For growth companies like UA, most of the value is embedded in the terminal value. This is simply the nature of the beast. When such a company is growing rapidly, it reinvests most of its cash flow into the business, resulting in very little “free cash” for owners. Amazon is an example of a company that has mastered this playbook. Only in the terminal regime, when the company has matured, and cannot grow revenues as fast, does reinvestment drop, and “free cash flow” to owners begin to gush. The risk, as always, is malinvestment; spending on assets that don’t result in future cash flow.

Anyway, I use the same assumptions that Damodaran used for terminal value: stable ROC of 9% (reflecting the value of the brand), growth rate of 2.25%. These yield a value of $8.286B for the firm. Subtracting net debt, and dividing by the full diluted share count, I get an approximate value of $17.30 for UA. Currently, the class C shares trade for a tad under $20, suggesting that UA is trading approximately at fair value.

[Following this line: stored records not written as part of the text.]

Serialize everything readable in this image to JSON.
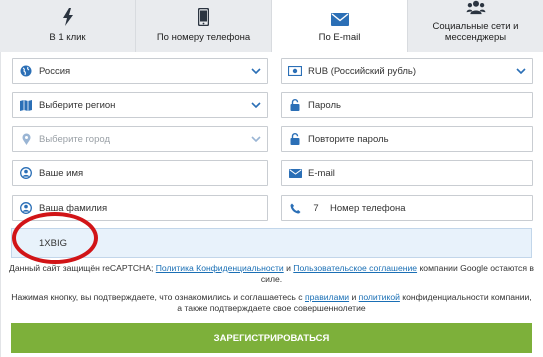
{
  "tabs": [
    {
      "label": "В 1 клик",
      "icon": "lightning-icon"
    },
    {
      "label": "По номеру телефона",
      "icon": "phone-icon"
    },
    {
      "label": "По E-mail",
      "icon": "envelope-icon",
      "active": true
    },
    {
      "label": "Социальные сети и мессенджеры",
      "icon": "users-icon"
    }
  ],
  "form": {
    "country": "Россия",
    "currency": "RUB (Российский рубль)",
    "region_placeholder": "Выберите регион",
    "password_placeholder": "Пароль",
    "city_placeholder": "Выберите город",
    "repeat_password_placeholder": "Повторите пароль",
    "name_placeholder": "Ваше имя",
    "email_placeholder": "E-mail",
    "surname_placeholder": "Ваша фамилия",
    "phone_prefix": "7",
    "phone_placeholder": "Номер телефона",
    "promo_code": "1XBIG"
  },
  "notice": {
    "recaptcha_prefix": "Данный сайт защищён reCAPTCHA;",
    "privacy_link": "Политика Конфиденциальности",
    "and": "и",
    "terms_link": "Пользовательское соглашение",
    "recaptcha_suffix": "компании Google остаются в силе.",
    "consent_prefix": "Нажимая кнопку, вы подтверждаете, что ознакомились и соглашаетесь с",
    "rules_link": "правилами",
    "and2": "и",
    "policy_link": "политикой",
    "consent_middle": "конфиденциальности компании,",
    "consent_line2": "а также подтверждаете свое совершеннолетие"
  },
  "submit_label": "ЗАРЕГИСТРИРОВАТЬСЯ",
  "colors": {
    "accent": "#2b6fb6",
    "button": "#7db03a",
    "annotation": "#d11417"
  }
}
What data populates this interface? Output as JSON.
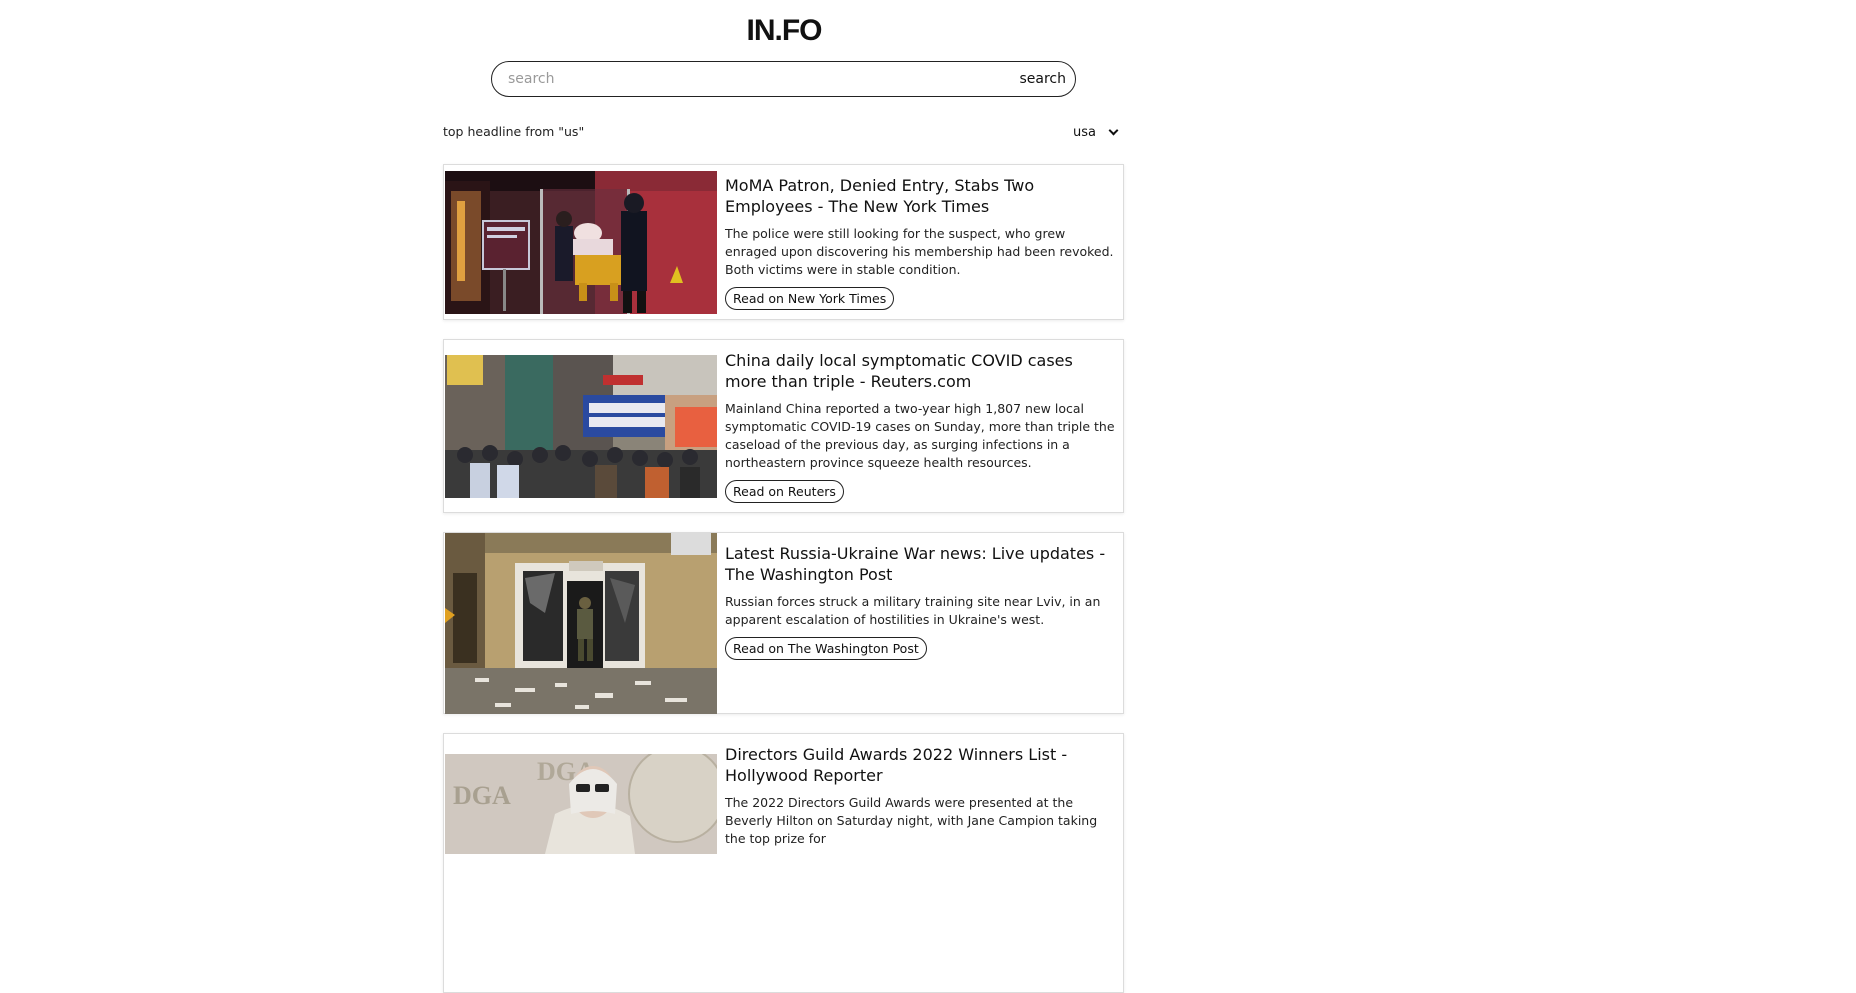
{
  "header": {
    "logo": "IN.FO"
  },
  "search": {
    "placeholder": "search",
    "value": "",
    "button_label": "search"
  },
  "filter": {
    "headline_label": "top headline from \"us\"",
    "country_selected": "usa"
  },
  "articles": [
    {
      "title": "MoMA Patron, Denied Entry, Stabs Two Employees - The New York Times",
      "description": "The police were still looking for the suspect, who grew enraged upon discovering his membership had been revoked. Both victims were in stable condition.",
      "button_label": "Read on New York Times"
    },
    {
      "title": "China daily local symptomatic COVID cases more than triple - Reuters.com",
      "description": "Mainland China reported a two-year high 1,807 new local symptomatic COVID-19 cases on Sunday, more than triple the caseload of the previous day, as surging infections in a northeastern province squeeze health resources.",
      "button_label": "Read on Reuters"
    },
    {
      "title": "Latest Russia-Ukraine War news: Live updates - The Washington Post",
      "description": "Russian forces struck a military training site near Lviv, in an apparent escalation of hostilities in Ukraine's west.",
      "button_label": "Read on The Washington Post"
    },
    {
      "title": "Directors Guild Awards 2022 Winners List - Hollywood Reporter",
      "description": "The 2022 Directors Guild Awards were presented at the Beverly Hilton on Saturday night, with Jane Campion taking the top prize for",
      "button_label": ""
    }
  ],
  "image_text": {
    "dga": "DGA"
  }
}
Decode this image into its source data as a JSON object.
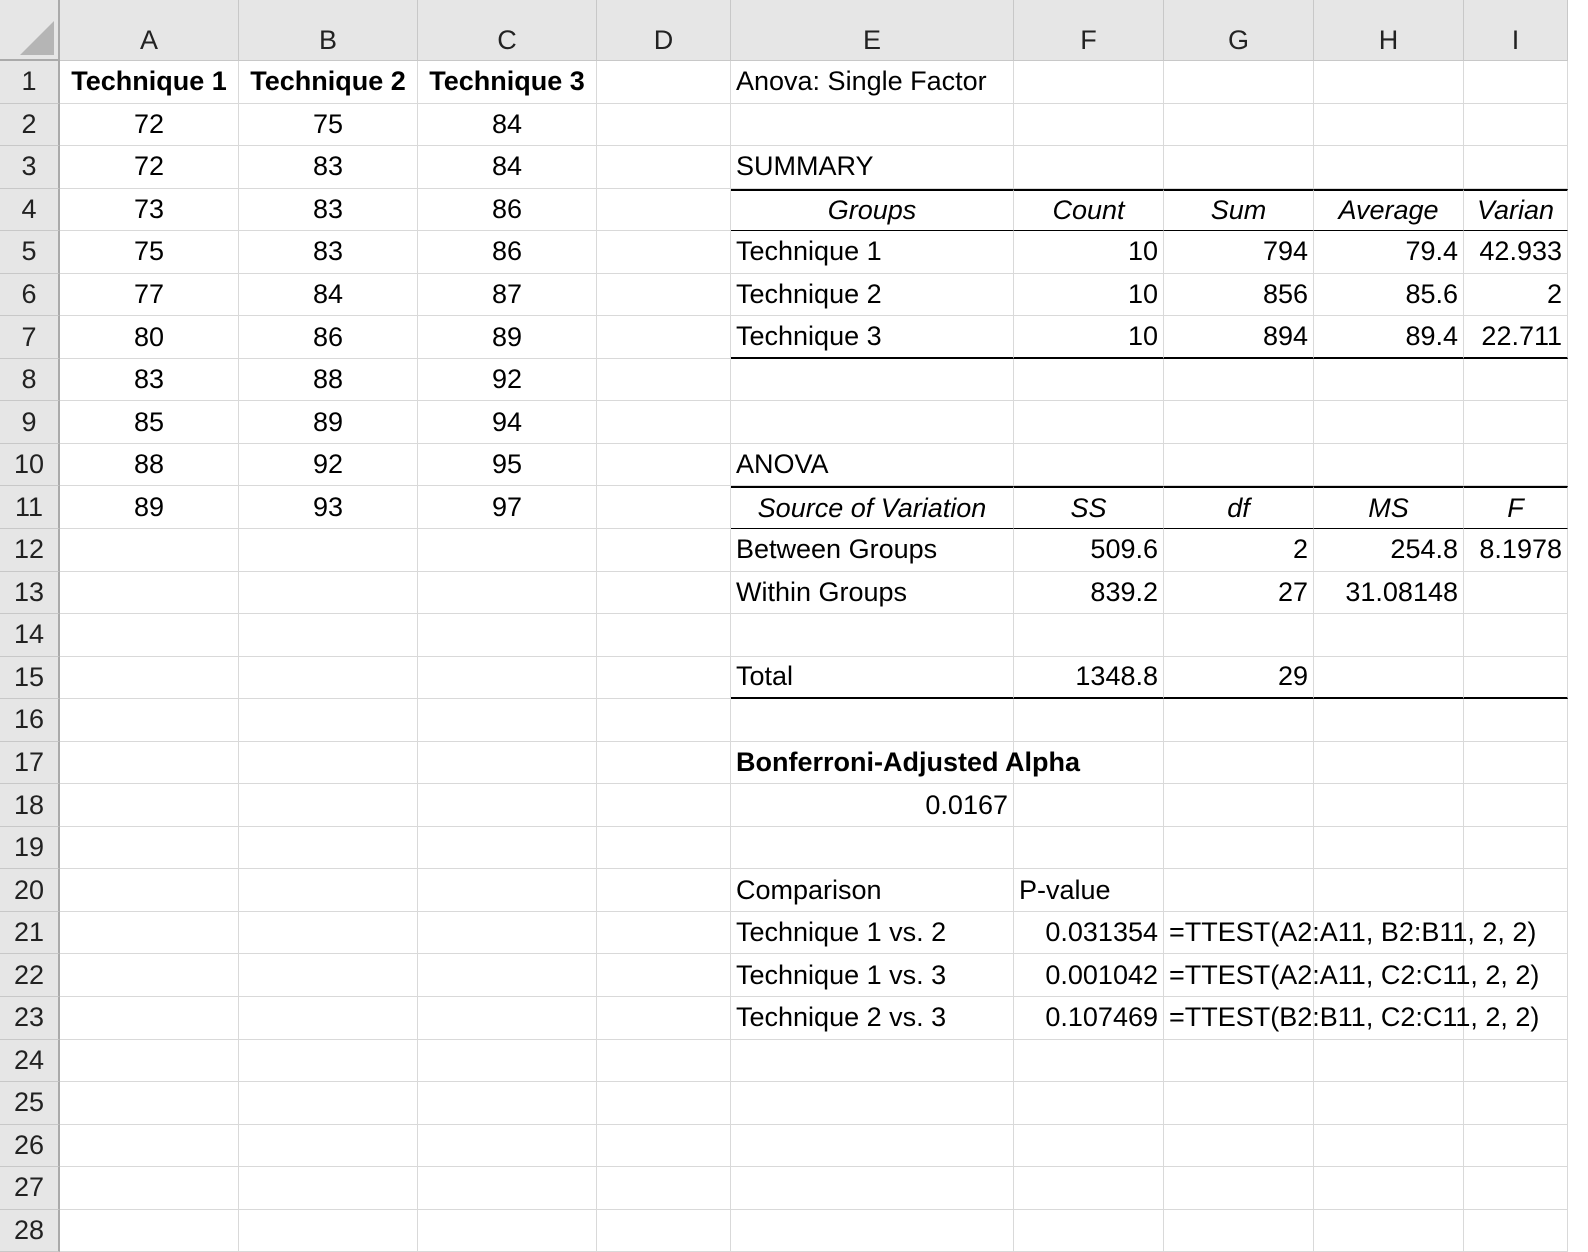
{
  "columns": [
    "A",
    "B",
    "C",
    "D",
    "E",
    "F",
    "G",
    "H",
    "I"
  ],
  "rows": [
    [
      "Technique 1",
      "Technique 2",
      "Technique 3",
      "",
      "Anova: Single Factor",
      "",
      "",
      "",
      ""
    ],
    [
      "72",
      "75",
      "84",
      "",
      "",
      "",
      "",
      "",
      ""
    ],
    [
      "72",
      "83",
      "84",
      "",
      "SUMMARY",
      "",
      "",
      "",
      ""
    ],
    [
      "73",
      "83",
      "86",
      "",
      "Groups",
      "Count",
      "Sum",
      "Average",
      "Varian"
    ],
    [
      "75",
      "83",
      "86",
      "",
      "Technique 1",
      "10",
      "794",
      "79.4",
      "42.933"
    ],
    [
      "77",
      "84",
      "87",
      "",
      "Technique 2",
      "10",
      "856",
      "85.6",
      "2"
    ],
    [
      "80",
      "86",
      "89",
      "",
      "Technique 3",
      "10",
      "894",
      "89.4",
      "22.711"
    ],
    [
      "83",
      "88",
      "92",
      "",
      "",
      "",
      "",
      "",
      ""
    ],
    [
      "85",
      "89",
      "94",
      "",
      "",
      "",
      "",
      "",
      ""
    ],
    [
      "88",
      "92",
      "95",
      "",
      "ANOVA",
      "",
      "",
      "",
      ""
    ],
    [
      "89",
      "93",
      "97",
      "",
      "Source of Variation",
      "SS",
      "df",
      "MS",
      "F"
    ],
    [
      "",
      "",
      "",
      "",
      "Between Groups",
      "509.6",
      "2",
      "254.8",
      "8.1978"
    ],
    [
      "",
      "",
      "",
      "",
      "Within Groups",
      "839.2",
      "27",
      "31.08148",
      ""
    ],
    [
      "",
      "",
      "",
      "",
      "",
      "",
      "",
      "",
      ""
    ],
    [
      "",
      "",
      "",
      "",
      "Total",
      "1348.8",
      "29",
      "",
      ""
    ],
    [
      "",
      "",
      "",
      "",
      "",
      "",
      "",
      "",
      ""
    ],
    [
      "",
      "",
      "",
      "",
      "Bonferroni-Adjusted Alpha",
      "",
      "",
      "",
      ""
    ],
    [
      "",
      "",
      "",
      "",
      "0.0167",
      "",
      "",
      "",
      ""
    ],
    [
      "",
      "",
      "",
      "",
      "",
      "",
      "",
      "",
      ""
    ],
    [
      "",
      "",
      "",
      "",
      "Comparison",
      "P-value",
      "",
      "",
      ""
    ],
    [
      "",
      "",
      "",
      "",
      "Technique 1 vs. 2",
      "0.031354",
      "=TTEST(A2:A11, B2:B11, 2, 2)",
      "",
      ""
    ],
    [
      "",
      "",
      "",
      "",
      "Technique 1 vs. 3",
      "0.001042",
      "=TTEST(A2:A11, C2:C11, 2, 2)",
      "",
      ""
    ],
    [
      "",
      "",
      "",
      "",
      "Technique 2 vs. 3",
      "0.107469",
      "=TTEST(B2:B11, C2:C11, 2, 2)",
      "",
      ""
    ],
    [
      "",
      "",
      "",
      "",
      "",
      "",
      "",
      "",
      ""
    ],
    [
      "",
      "",
      "",
      "",
      "",
      "",
      "",
      "",
      ""
    ],
    [
      "",
      "",
      "",
      "",
      "",
      "",
      "",
      "",
      ""
    ],
    [
      "",
      "",
      "",
      "",
      "",
      "",
      "",
      "",
      ""
    ],
    [
      "",
      "",
      "",
      "",
      "",
      "",
      "",
      "",
      ""
    ]
  ]
}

It is useful to understand how much of the value comes from future growth. Analysts project EPS to be $0.70 in 2017 and $0.80 in 2018. Thus, the forward PE ratio is still quite high at nearly 30. UA’s return on capital (mid teens) exceeds it cost of capital (>9% currently) – thus growth increases value. The bull case for UA says that this profitable growth will cut down the PE ratio to more reasonable levels.